I’m ready to go. Ready to thrive. Ready to create.
I’m ready to explode. With laughter,with joy! Inside me is a wonderful feeling. The world is not enough anymore. I don’t need it. I feel…overjoyed. Amazed. In awe. Humbled. I feel in love. In a deep state of love. In awe of the people around me. Of their force, love, affection, trust, respect, motivation.
I am a person that DEEPLY appreciates work. I have ENORMOUS respect for people that are so driven. ENORMOUS. I can’t tell you how much. Probably why I always improve. Because these people rub off on me. Because they teach me. Influence me.
If I treasure something profoundly,it is learning. I have a good friend I will always be in debt to because he spent two years of his life refining my taste, teaching me and constantly pushing me to grow. I honestly believe I owe him the ME that is now. This woman. So I thank him again. And Again. And Again. And I thank the respect he had and has for me. And I thank my lucky stars for all the people I have around me NOW. Because I have never, ever, felt this way before. They’re flawless, amazing, inspiring, honest, valuable, loving, smart. They’re part of my heart. Each and every one.

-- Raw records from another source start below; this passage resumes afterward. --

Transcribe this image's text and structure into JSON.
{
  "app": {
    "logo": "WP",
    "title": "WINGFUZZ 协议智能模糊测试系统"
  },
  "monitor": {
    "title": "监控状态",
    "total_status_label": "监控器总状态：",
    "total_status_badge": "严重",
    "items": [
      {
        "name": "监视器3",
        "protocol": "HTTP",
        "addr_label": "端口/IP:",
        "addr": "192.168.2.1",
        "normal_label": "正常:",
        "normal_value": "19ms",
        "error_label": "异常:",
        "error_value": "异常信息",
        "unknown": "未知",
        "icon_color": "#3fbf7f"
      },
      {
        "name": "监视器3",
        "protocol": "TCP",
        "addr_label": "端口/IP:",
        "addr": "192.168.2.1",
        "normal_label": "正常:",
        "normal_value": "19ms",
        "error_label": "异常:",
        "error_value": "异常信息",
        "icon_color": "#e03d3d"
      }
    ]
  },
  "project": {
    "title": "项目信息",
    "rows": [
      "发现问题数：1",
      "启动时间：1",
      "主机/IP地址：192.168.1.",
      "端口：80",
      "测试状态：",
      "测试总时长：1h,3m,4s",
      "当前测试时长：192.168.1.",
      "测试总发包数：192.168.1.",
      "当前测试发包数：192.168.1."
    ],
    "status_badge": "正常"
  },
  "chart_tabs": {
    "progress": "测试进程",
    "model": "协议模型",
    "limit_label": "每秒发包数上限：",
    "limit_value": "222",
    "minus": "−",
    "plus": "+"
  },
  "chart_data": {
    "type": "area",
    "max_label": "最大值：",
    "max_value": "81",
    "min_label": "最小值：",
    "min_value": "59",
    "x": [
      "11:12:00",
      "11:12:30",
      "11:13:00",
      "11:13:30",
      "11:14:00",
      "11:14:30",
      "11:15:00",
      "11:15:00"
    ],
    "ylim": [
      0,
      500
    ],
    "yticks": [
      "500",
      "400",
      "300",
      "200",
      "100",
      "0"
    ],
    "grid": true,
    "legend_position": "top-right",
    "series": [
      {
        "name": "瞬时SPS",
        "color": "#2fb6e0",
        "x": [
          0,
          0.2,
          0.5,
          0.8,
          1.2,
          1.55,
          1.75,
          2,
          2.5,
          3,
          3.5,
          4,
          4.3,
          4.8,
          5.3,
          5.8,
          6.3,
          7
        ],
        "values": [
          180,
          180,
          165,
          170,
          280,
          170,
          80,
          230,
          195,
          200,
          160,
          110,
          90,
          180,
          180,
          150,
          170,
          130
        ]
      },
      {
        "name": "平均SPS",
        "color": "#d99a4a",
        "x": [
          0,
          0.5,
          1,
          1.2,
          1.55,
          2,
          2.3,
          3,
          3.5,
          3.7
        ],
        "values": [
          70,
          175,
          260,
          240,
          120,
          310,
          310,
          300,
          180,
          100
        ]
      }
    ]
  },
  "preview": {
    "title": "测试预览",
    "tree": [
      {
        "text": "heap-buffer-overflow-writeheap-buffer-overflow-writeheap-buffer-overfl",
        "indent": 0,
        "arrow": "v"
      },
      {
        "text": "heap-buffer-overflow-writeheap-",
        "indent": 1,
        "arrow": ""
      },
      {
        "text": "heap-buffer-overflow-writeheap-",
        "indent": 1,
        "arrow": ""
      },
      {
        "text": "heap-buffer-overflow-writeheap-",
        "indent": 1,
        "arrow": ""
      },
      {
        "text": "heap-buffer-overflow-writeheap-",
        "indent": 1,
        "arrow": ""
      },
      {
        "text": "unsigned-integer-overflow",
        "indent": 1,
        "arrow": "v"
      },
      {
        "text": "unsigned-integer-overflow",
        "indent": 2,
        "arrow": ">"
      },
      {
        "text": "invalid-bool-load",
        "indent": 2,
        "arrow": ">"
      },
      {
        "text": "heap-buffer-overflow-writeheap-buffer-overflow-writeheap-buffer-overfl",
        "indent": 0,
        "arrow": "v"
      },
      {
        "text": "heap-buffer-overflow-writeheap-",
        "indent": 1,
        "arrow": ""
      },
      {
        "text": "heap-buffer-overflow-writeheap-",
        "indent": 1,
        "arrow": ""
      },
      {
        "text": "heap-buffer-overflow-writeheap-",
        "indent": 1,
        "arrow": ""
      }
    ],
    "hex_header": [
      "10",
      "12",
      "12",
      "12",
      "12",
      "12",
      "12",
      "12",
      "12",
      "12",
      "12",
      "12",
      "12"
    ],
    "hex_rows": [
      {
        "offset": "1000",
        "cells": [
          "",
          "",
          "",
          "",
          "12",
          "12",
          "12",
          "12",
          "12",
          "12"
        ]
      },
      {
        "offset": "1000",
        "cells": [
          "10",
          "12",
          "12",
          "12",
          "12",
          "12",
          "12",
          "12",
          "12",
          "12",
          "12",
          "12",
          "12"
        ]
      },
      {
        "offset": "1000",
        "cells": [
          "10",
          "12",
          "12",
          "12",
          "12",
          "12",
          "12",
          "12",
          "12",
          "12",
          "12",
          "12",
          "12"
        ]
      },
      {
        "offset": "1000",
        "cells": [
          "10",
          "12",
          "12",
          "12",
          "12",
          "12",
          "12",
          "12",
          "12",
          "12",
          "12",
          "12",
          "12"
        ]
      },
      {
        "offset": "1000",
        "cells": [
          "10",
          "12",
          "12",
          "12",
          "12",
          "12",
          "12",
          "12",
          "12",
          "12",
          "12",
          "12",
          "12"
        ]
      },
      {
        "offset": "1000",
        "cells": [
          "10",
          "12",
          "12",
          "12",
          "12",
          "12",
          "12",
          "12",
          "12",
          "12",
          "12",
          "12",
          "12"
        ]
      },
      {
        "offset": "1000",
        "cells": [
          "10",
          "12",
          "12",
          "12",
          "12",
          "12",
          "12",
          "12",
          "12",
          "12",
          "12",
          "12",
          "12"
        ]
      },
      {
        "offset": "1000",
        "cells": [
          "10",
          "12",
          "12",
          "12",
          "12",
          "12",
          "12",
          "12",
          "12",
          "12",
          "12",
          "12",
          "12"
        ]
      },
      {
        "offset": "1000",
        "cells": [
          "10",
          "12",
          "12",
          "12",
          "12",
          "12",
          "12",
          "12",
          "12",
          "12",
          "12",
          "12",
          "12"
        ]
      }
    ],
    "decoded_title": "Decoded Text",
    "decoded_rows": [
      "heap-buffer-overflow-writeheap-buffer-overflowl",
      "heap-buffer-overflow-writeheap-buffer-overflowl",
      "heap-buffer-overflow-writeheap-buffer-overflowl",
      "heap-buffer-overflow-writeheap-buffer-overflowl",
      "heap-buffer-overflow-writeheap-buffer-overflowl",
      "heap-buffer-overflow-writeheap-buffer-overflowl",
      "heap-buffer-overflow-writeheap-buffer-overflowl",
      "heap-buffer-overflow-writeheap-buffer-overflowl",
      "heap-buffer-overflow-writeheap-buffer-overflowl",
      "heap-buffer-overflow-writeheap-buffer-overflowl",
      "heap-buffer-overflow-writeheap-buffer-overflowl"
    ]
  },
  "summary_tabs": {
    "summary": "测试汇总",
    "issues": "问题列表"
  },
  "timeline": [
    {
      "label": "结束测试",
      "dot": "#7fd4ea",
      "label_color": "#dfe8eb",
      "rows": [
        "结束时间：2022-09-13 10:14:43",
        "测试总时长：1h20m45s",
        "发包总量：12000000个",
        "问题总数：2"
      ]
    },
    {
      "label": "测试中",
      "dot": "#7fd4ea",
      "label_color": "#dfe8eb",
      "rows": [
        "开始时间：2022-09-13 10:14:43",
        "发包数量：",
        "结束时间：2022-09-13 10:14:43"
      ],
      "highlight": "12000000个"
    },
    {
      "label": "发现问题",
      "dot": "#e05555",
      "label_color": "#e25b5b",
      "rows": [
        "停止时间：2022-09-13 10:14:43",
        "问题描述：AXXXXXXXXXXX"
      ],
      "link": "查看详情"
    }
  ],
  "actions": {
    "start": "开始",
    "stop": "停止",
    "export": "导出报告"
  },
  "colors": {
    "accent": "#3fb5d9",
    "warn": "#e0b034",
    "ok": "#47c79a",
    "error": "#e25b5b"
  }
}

I feel as if my current state of joy does not depend on anything. Not what I do, or where I am or who I am with. I HAVE FUN. I can’t believe myself. Everything is amazingly fun to me, yet I seem to accomplish so much effortlessly. I just have even more fun.
I’m more and more like a child each day. And I feel secure in the idea that this is the way life should be. Fun. Effortless. Because life happens no matter what you do. So, I run with it.
I am so grateful. SO VERY, DEEPLY GRATEFUL. AMAZED. I’m so very in love. With my life and all the people in it. SO THANK YOU. For letting me in. For allowing me to have fun with you, for tolerating my childish nature and for nurturing me.